I went to the Wellington Sketchers meetup at the biannual Harcourt Park World Invitational Jousting Tournament. The weather was a beautiful, calm sunny day, and we had a great time.
There were many people from the Order of the Boar, the Shire of Darton ( from the Society for Creative Anachronism), and other historical reenactment groups. Everyone there had gone to so much effort, it was amazing. A medieval village was also set up, where many people were camping in costume for the weekend.
Above: A lady works a historically accurate loom in the medieval village. The circles at the bottom are weights. She very kindly told me some of the history of weaving and textile arts. Her friend below also very kindly let me sketch her.
There were so many things to sketch at this event, it was hard to choose. The great thing is that people who are dressed up in medieval costume are aware that people will want to take photos of them. So I felt a lot more comfortable asking people if I could sketch them. Everyone I asked said yes, and I could therefore sit close enough to comfortably sketch them. Here is the lady at the loom taking a photo of my sketch of her afterwards.
I also sketched at the lathe and woodworking area. This was a great area to sketch, as when someone is engaged in some sort of work they return to the same position frequently, making it easier to sketch them. Below is a sketch of a man who was showing people how medieval lathes and woodworking worked. He and is family were staying their all weekend and cooking using medieval methods. I was going to sketch his wife cooking, but unfortunately ran out of time. I was very thankful that he let me sketch him working for so long!
Quentin carving the wooden rests, which are part of the lathe.
He demonstrated how to use the medieval lathe, turned by moving one's foot up and down, thereby moving the string attached to the long stick about his head - I am not sure how it worked after that. The one where he is sitting is a medieval woodworking clamp. He built all these himself. Onlookers were always a bit shy at first, like the guy I drew above, but all the people in the medieval village were very welcoming and put people at ease to ask questions.

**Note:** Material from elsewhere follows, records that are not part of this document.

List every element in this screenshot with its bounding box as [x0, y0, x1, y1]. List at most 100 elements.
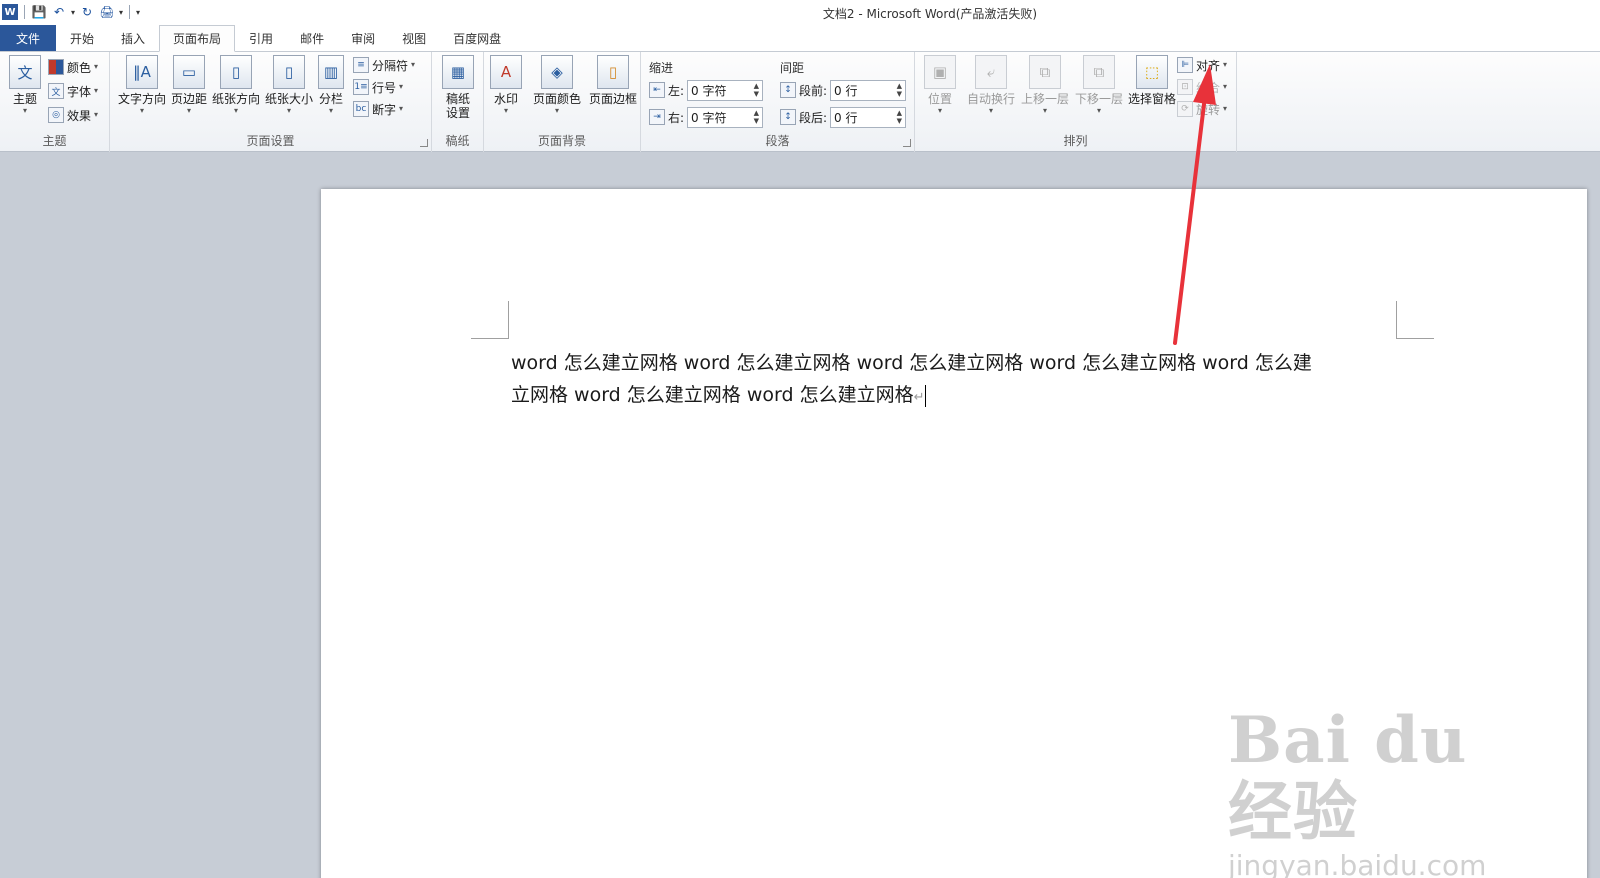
chevron-down-icon: ▾ [186, 106, 191, 115]
tab-page-layout[interactable]: 页面布局 [159, 25, 236, 52]
indent-right-label: 右: [668, 110, 685, 125]
text-cursor [925, 384, 927, 407]
space-after-value: 0 行 [834, 110, 858, 125]
space-after-input[interactable]: 0 行 ▲ ▼ [830, 106, 907, 128]
send-backward-button[interactable]: ⧉ 下移一层 ▾ [1071, 55, 1127, 116]
align-button[interactable]: ⊫ 对齐 ▾ [1177, 55, 1227, 75]
group-objects-button[interactable]: ⊡ 组合 ▾ [1177, 77, 1227, 97]
rotate-button[interactable]: ⟳ 旋转 ▾ [1177, 99, 1227, 119]
chevron-down-icon: ▾ [1223, 60, 1228, 69]
spinner-arrows-icon[interactable]: ▲ ▼ [897, 109, 902, 125]
indent-left-control: ⇤ 左: 0 字符 ▲ ▼ [649, 79, 764, 101]
rotate-label: 旋转 [1196, 102, 1221, 117]
crop-mark-top-right [1396, 301, 1434, 339]
document-body-text[interactable]: word 怎么建立网格 word 怎么建立网格 word 怎么建立网格 word… [511, 347, 1411, 414]
font-icon: 文 [48, 83, 64, 99]
tab-insert[interactable]: 插入 [108, 25, 158, 51]
group-objects-label: 组合 [1196, 80, 1221, 95]
tab-mailings[interactable]: 邮件 [287, 25, 337, 51]
indent-right-input[interactable]: 0 字符 ▲ ▼ [687, 106, 764, 128]
arrange-group: ▣ 位置 ▾ ⤶ 自动换行 ▾ ⧉ 上移一层 ▾ ⧉ 下移一层 ▾ ⬚ 选择窗格 [915, 52, 1237, 152]
send-backward-icon: ⧉ [1083, 55, 1115, 89]
columns-button[interactable]: ▥ 分栏 ▾ [311, 55, 351, 116]
ribbon: 文 主题 ▾ 颜色 ▾ 文 字体 ▾ ◎ 效果 ▾ 主题 ‖A 文字方向 ▾ ▭… [0, 52, 1600, 152]
page-setup-group: ‖A 文字方向 ▾ ▭ 页边距 ▾ ▯ 纸张方向 ▾ ▯ 纸张大小 ▾ ▥ 分栏 [110, 52, 432, 152]
theme-effects-button[interactable]: ◎ 效果 ▾ [48, 105, 98, 125]
title-bar: W 💾 ↶ ▾ ↻ 🖨 ▾ ▾ 文档2 - Microsoft Word(产品激… [0, 0, 1600, 24]
space-before-control: ↕ 段前: 0 行 ▲ ▼ [780, 79, 907, 101]
margins-label: 页边距 [170, 92, 207, 106]
rotate-icon: ⟳ [1177, 101, 1193, 117]
chevron-down-icon: ▾ [1223, 82, 1228, 91]
crop-mark-top-left [471, 301, 509, 339]
baidu-jingyan-watermark: Bai du 经验 jingyan.baidu.com [1228, 705, 1518, 878]
page-color-button[interactable]: ◈ 页面颜色 ▾ [529, 55, 585, 116]
tab-references[interactable]: 引用 [236, 25, 286, 51]
bring-forward-button[interactable]: ⧉ 上移一层 ▾ [1017, 55, 1073, 116]
chevron-down-icon: ▾ [94, 86, 99, 95]
chevron-down-icon: ▾ [139, 106, 144, 115]
chevron-down-icon: ▾ [1042, 106, 1047, 115]
tab-home[interactable]: 开始 [57, 25, 107, 51]
align-label: 对齐 [1196, 58, 1221, 73]
manuscript-icon: ▦ [442, 55, 474, 89]
tab-baidu-netdisk[interactable]: 百度网盘 [440, 25, 514, 51]
paper-size-icon: ▯ [273, 55, 305, 89]
chevron-down-icon: ▾ [94, 110, 99, 119]
margins-icon: ▭ [173, 55, 205, 89]
watermark-button[interactable]: A 水印 ▾ [484, 55, 528, 116]
position-button[interactable]: ▣ 位置 ▾ [915, 55, 965, 116]
chevron-down-icon: ▾ [937, 106, 942, 115]
spinner-arrows-icon[interactable]: ▲ ▼ [754, 109, 759, 125]
page-background-group-label: 页面背景 [537, 134, 586, 148]
theme-group-label: 主题 [42, 134, 67, 148]
dialog-launcher-icon[interactable] [420, 139, 428, 147]
tab-review[interactable]: 审阅 [338, 25, 388, 51]
line-numbers-button[interactable]: 1≡ 行号 ▾ [353, 77, 403, 97]
selection-pane-button[interactable]: ⬚ 选择窗格 [1124, 55, 1180, 106]
bring-forward-label: 上移一层 [1020, 92, 1069, 106]
space-after-label: 段后: [799, 110, 828, 125]
wrap-text-label: 自动换行 [966, 92, 1015, 106]
text-direction-button[interactable]: ‖A 文字方向 ▾ [114, 55, 170, 116]
themes-button[interactable]: 文 主题 ▾ [0, 55, 50, 116]
arrange-group-label: 排列 [1063, 134, 1088, 148]
paper-size-label: 纸张大小 [264, 92, 313, 106]
ribbon-tabs: 文件 开始 插入 页面布局 引用 邮件 审阅 视图 百度网盘 [0, 24, 1600, 52]
dialog-launcher-icon[interactable] [903, 139, 911, 147]
wrap-text-button[interactable]: ⤶ 自动换行 ▾ [961, 55, 1021, 116]
space-after-control: ↕ 段后: 0 行 ▲ ▼ [780, 106, 907, 128]
hyphenation-button[interactable]: bc 断字 ▾ [353, 99, 403, 119]
tab-file[interactable]: 文件 [0, 25, 56, 51]
breaks-button[interactable]: ≡ 分隔符 ▾ [353, 55, 415, 75]
margins-button[interactable]: ▭ 页边距 ▾ [164, 55, 214, 116]
manuscript-setup-button[interactable]: ▦ 稿纸 设置 [433, 55, 483, 120]
manuscript-setup-label-2: 设置 [445, 106, 470, 120]
text-direction-label: 文字方向 [117, 92, 166, 106]
spinner-arrows-icon[interactable]: ▲ ▼ [754, 82, 759, 98]
tab-view[interactable]: 视图 [389, 25, 439, 51]
columns-icon: ▥ [318, 55, 344, 89]
spinner-arrows-icon[interactable]: ▲ ▼ [897, 82, 902, 98]
chevron-down-icon: ▾ [399, 104, 404, 113]
page-setup-group-label: 页面设置 [246, 134, 295, 148]
selection-pane-icon: ⬚ [1136, 55, 1168, 89]
paper-size-button[interactable]: ▯ 纸张大小 ▾ [264, 55, 314, 116]
theme-colors-button[interactable]: 颜色 ▾ [48, 57, 98, 77]
paragraph-mark-icon: ↵ [913, 390, 925, 405]
paragraph-group: 缩进 间距 ⇤ 左: 0 字符 ▲ ▼ ⇥ 右: 0 字符 ▲ ▼ ↕ 段前: … [641, 52, 915, 152]
group-objects-icon: ⊡ [1177, 79, 1193, 95]
orientation-button[interactable]: ▯ 纸张方向 ▾ [211, 55, 261, 116]
chevron-down-icon: ▾ [94, 62, 99, 71]
document-line-last: 立网格 word 怎么建立网格 word 怎么建立网格↵ [511, 379, 1411, 414]
theme-effects-label: 效果 [67, 108, 92, 123]
hyphenation-label: 断字 [372, 102, 397, 117]
theme-fonts-button[interactable]: 文 字体 ▾ [48, 81, 98, 101]
text-direction-icon: ‖A [126, 55, 158, 89]
send-backward-label: 下移一层 [1074, 92, 1123, 106]
space-before-input[interactable]: 0 行 ▲ ▼ [830, 79, 907, 101]
chevron-down-icon: ▾ [286, 106, 291, 115]
indent-left-input[interactable]: 0 字符 ▲ ▼ [687, 79, 764, 101]
word-window: W 💾 ↶ ▾ ↻ 🖨 ▾ ▾ 文档2 - Microsoft Word(产品激… [0, 0, 1600, 878]
page-borders-button[interactable]: ▯ 页面边框 [585, 55, 641, 106]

A small stool constructed using medieval methods.
I did the painting at the event for the first time, with quite a few people looking over my shoulder. A few people came up and spoke to me, and one little girl came up, all dressed in medieval costume, told me all about her drawings and her big brother at home, which was sweet.
The tiny girl who came up and spoke to me as I was sketching.
This was done with Noodlers Black Ink and Copperplate Dip Pen Nib in a wooden holder.
This is the only sketch in this post that I did at home.
My next plan is to re-sketch some of these sketches as if they were medieval woodcuts. I'm still researching the right eras, the hatching style, and the distortions of perspective etc to be able to re-sketch them in a medieval woodcut style.
Things I learnt about urban sketching today:
When sketching people so close up, I didn't draw my usual stick figure of their pose, thinking that as they were sitting there for a while I would have enough time. I think I should have. Although people unconsciously return to a pose frequently, their stance can be slightly different, but look so similar that you kind of don't notice until afterwards (should that arm really be over there??). I was caught out a few times, where I drew something that didn't quite match with the original pose. That's OK - practise practise practise. I think it is best to catch the original pose as a stick/shape figure asap, and then fill out the details when they return to each pose.
As I am working fast, and completely in pen (no safety net!), when I say ¨draw a stick figure¨, I kind of just do it in quick dots & fine dashes rather than firm lines, and then these marks would just blend into the final pen drawing without being too noticeable.
I also found that when doing work in pencil, the speed of the work means that the pencil is blunt about half way through. I think I should use my Derwent Onyx pencil when drawing on location next time, which stays sharp much longer, or have a sharpener out and ready before I start sketching. I am getting an idea of what size paper and pen combination I like to work with, which is great. With the exception of the little girl above, these were all done on location in an 15cm x 18cm sketchbook, with 0.05 technical pen.